Hamburg: It's focused new attention and concern on counterfeit drugs. We feel at the FDA that we're doing a very good job working with companies, with law enforcement and the health care community, but there's more that still needs to be done. I'm very eager to work with Congress. They're considering some legislation that would give the FDA stronger authority and stiffen the rules around counterfeit drugs, and make it easier for us to really track drugs in the system, and enable us to quickly pull inadequate drugs.
CNN: Right now, if you find a package of counterfeits, you sometimes have to send it back to the counterfeiter.
Hamburg: At the present time, the FDA actually doesn't have the authority when we find counterfeit drugs coming into the country, to just seize and destroy them. We can go to the courts, we can get an order and then take action, but that takes time. We need new authority. We also need stronger systems in place, to work with other countries and the international community to trace drugs as they move through the system.
CNN: How would tracking work?
Hamburg: It's important to recognize that drugs taken in this country come from sites all over the world. Right now 40% of finished drugs Americans take come from other countries, and 80% of the active pharmaceutical ingredients taken here come from other countries.
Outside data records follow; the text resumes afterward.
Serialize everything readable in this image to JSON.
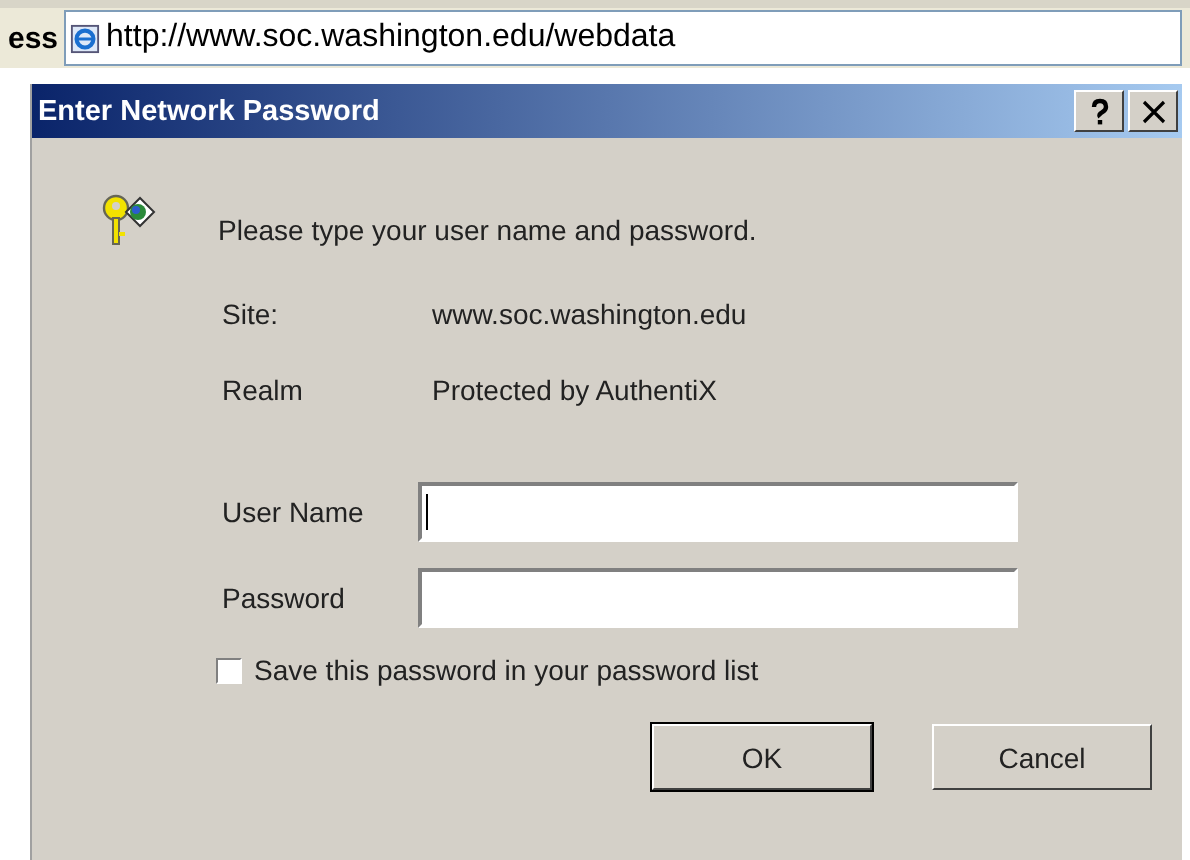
{
  "address_bar": {
    "label": "ess",
    "url": "http://www.soc.washington.edu/webdata"
  },
  "dialog": {
    "title": "Enter Network Password",
    "prompt": "Please type your user name and password.",
    "info": [
      {
        "label": "Site:",
        "value": "www.soc.washington.edu"
      },
      {
        "label": "Realm",
        "value": "Protected by AuthentiX"
      }
    ],
    "fields": [
      {
        "label": "User Name",
        "focused": true
      },
      {
        "label": "Password",
        "focused": false
      }
    ],
    "save_password": {
      "label": "Save this password in your password list",
      "checked": false
    },
    "buttons": [
      {
        "label": "OK",
        "default": true
      },
      {
        "label": "Cancel",
        "default": false
      }
    ]
  }
}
We are responsible for overseeing drugs in 300,000 facilities around the world, coming in from 150 or so different countries. So it's a huge task.
CNN: Do we know how widespread counterfeits might be in the U.S?
Hamburg: We are constantly vigilant, and we do see on a regular basis isolated problems with counterfeit and substandard drugs. What we're concerned about is putting in place systems to prevent greater and more widespread problems in the future. Also, penalties for counterfeiting drugs need to be stiffened. Right now, in terms of criminal activity, the penalties are less than if you counterfeit a Gucci purse. I think we can do better.
CNN: There has been an ongoing shortage of cancer drugs. Does that create a greater incentive to counterfeit?
Hamburg: Right now, the problems are separate and discreet, but we need to recognize that there's a huge potential for overlap. As drugs are in shortage, it creates the possibility of new gray markets or illegal markets to fill in those gaps. We need to make sure that does not happen.
CNN: Do you think the problem of shortages will get better or worse?
Hamburg: It's a serious problem and it's going to be a continuous problem. It arises from an array of different factors. Some economic factors, incentives and reimbursement issues, and some that have to do with manufacturing issues and quality concerns. I think we are really deepening our understanding of how problems arise, and we've strengthened the network of reporting so we're getting early indications of when shortages may occur.
CNN: What's an example of that?
Hamburg: It's very striking. After the president made an announcement about the importance of drug shortages, and issued an executive order basically asking FDA to call on companies to voluntarily expand their reporting when they think they might have a shortage or a disruption in the drug supply, we've seen an increase of about six times as many reports. In that time frame -- November, to here we are in the middle of March -- we've been able to prevent about 115 drug shortages.